VITILIGO is a chronic autoimmune condition that leads to depigmented patches on the skin due to the loss of melanocytes. While the worldwide prevalence is estimated between 0.2% and 0.5%, the disease can have profound psychosocial impacts, particularly for those with nonsegmental vitiligo (NSV). Feelings of stigmatisation, coupled with unpredictable disease progression, often affect patients’ quality of life.
The pathogenesis of vitiligo is largely regulated by interferon gamma activation of the Janus kinase (JAK)/signal transducer and activator of transcription pathway. Current treatment options are limited, with ruxolitinib cream (a JAK1/JAK2 inhibitor) being the only approved repigmentation therapy, suitable only for patients with ≤10% body surface area affected. This limitation has prompted research into alternatives such as povorcitinib, an oral, selective JAK1 inhibitor, which may benefit patients with more extensive vitiligo.
Positive Results in Patients with Extensive Vitiligo
The Phase II clinical trial (NCT04818346) evaluated povorcitinib in adults with extensive NSV, with no upper limit on body surface area involvement. The study, which used percentage change in T-VASI (Total Vitiligo Area Scoring Index) as the primary measure, demonstrated encouraging results. Patients receiving povorcitinib showed substantial improvements in both total body and facial repigmentation over 52 weeks of treatment, with efficacy observed across all doses.
At 24 weeks, povorcitinib produced superior improvements compared to placebo, particularly in F-VASI (Facial Vitiligo Area Scoring Index) outcomes. By 52 weeks, many patients achieved T-VASI50 and F-VASI75 thresholds, considered clinically meaningful successes.

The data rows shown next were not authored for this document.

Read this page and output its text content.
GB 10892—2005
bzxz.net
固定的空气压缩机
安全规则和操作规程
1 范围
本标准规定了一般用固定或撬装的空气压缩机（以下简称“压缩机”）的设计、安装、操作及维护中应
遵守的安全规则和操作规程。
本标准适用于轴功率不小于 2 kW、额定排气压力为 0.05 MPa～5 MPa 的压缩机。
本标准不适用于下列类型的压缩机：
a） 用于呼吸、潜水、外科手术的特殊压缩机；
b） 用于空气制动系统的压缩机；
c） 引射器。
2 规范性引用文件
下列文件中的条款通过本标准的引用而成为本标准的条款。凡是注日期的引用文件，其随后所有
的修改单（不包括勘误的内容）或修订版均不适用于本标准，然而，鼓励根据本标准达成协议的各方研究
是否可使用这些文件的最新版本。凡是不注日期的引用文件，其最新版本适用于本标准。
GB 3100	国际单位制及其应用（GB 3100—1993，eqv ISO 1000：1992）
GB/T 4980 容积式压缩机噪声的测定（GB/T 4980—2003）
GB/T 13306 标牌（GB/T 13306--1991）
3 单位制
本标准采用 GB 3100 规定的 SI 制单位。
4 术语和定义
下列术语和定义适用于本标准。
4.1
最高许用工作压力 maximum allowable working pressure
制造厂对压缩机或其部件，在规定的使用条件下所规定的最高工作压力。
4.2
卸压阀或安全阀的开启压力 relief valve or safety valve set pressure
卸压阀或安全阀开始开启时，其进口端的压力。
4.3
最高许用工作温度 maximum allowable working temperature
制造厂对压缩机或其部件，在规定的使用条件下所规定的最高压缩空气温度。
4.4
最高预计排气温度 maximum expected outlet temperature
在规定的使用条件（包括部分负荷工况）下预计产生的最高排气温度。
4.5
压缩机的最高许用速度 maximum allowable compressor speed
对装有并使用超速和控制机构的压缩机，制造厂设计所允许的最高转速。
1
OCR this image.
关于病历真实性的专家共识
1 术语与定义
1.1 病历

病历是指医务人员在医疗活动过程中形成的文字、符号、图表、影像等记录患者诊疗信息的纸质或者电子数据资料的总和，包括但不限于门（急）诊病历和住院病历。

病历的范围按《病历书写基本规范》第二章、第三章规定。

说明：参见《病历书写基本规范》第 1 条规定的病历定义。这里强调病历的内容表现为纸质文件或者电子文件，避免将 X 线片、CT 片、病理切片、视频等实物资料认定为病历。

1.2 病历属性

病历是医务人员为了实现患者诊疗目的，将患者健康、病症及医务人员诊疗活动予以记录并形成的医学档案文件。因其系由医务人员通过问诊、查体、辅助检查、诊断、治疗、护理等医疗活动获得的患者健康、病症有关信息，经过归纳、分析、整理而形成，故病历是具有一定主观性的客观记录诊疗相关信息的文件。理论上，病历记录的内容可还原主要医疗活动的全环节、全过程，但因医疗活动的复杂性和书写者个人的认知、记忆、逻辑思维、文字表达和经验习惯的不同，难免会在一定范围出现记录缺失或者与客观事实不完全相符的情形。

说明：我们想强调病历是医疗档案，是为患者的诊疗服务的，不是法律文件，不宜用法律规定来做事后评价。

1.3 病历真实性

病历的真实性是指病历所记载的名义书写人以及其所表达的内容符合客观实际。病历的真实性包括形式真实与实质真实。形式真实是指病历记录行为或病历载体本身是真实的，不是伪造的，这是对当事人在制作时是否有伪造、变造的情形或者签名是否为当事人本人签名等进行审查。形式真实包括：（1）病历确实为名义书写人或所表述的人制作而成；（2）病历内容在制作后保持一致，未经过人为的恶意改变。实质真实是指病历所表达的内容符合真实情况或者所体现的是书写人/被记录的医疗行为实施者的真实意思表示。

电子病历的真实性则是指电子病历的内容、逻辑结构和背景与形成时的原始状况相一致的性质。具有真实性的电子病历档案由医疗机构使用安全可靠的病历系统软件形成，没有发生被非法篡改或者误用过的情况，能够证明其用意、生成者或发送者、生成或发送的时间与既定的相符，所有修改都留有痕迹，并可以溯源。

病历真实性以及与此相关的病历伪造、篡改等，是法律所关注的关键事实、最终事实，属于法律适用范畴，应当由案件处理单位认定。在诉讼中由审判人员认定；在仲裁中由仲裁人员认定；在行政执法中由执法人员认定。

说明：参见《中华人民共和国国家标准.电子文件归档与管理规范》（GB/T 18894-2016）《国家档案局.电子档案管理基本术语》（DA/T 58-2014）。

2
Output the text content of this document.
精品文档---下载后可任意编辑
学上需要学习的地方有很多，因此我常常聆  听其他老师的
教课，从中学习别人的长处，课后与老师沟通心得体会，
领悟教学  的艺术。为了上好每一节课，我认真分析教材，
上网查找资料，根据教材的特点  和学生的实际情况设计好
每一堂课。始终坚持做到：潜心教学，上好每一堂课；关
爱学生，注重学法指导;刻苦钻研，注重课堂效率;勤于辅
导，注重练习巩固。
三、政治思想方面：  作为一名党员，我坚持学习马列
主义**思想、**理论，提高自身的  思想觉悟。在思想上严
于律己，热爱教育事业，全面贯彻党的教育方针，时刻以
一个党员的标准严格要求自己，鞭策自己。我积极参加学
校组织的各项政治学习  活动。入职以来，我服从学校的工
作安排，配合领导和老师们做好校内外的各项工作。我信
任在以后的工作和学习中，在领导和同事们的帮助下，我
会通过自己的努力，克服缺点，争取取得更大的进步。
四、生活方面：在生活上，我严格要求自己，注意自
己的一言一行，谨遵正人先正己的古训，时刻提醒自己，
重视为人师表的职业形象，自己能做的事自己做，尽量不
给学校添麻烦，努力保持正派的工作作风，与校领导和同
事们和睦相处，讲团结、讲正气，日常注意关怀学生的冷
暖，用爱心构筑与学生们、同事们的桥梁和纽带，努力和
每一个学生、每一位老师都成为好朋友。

Notably, some patients maintained repigmentation for 24 weeks even after treatment cessation.
Povorcitinib was generally well tolerated, with no treatment-related serious adverse events reported. Common side effects such as acne and mild herpes zoster were observed but did not lead to discontinuation.
Looking Ahead
The study highlights the potential of oral povorcitinib as an effective treatment option for extensive vitiligo, especially where current therapies fall short. With ongoing global phase 3 trials underway, further evidence may soon confirm its role in improving outcomes for patients with this challenging skin condition.
Reference
Pandya AG et al. Efficacy and safety of the oral Janus kinase 1 inhibitor povorcitinib in patients with extensive vitiligo in a phase 2, randomized, double-blinded, dose-ranging, placebo-controlled study. J Am Acad Dermatol. 2025;93(4):946-55.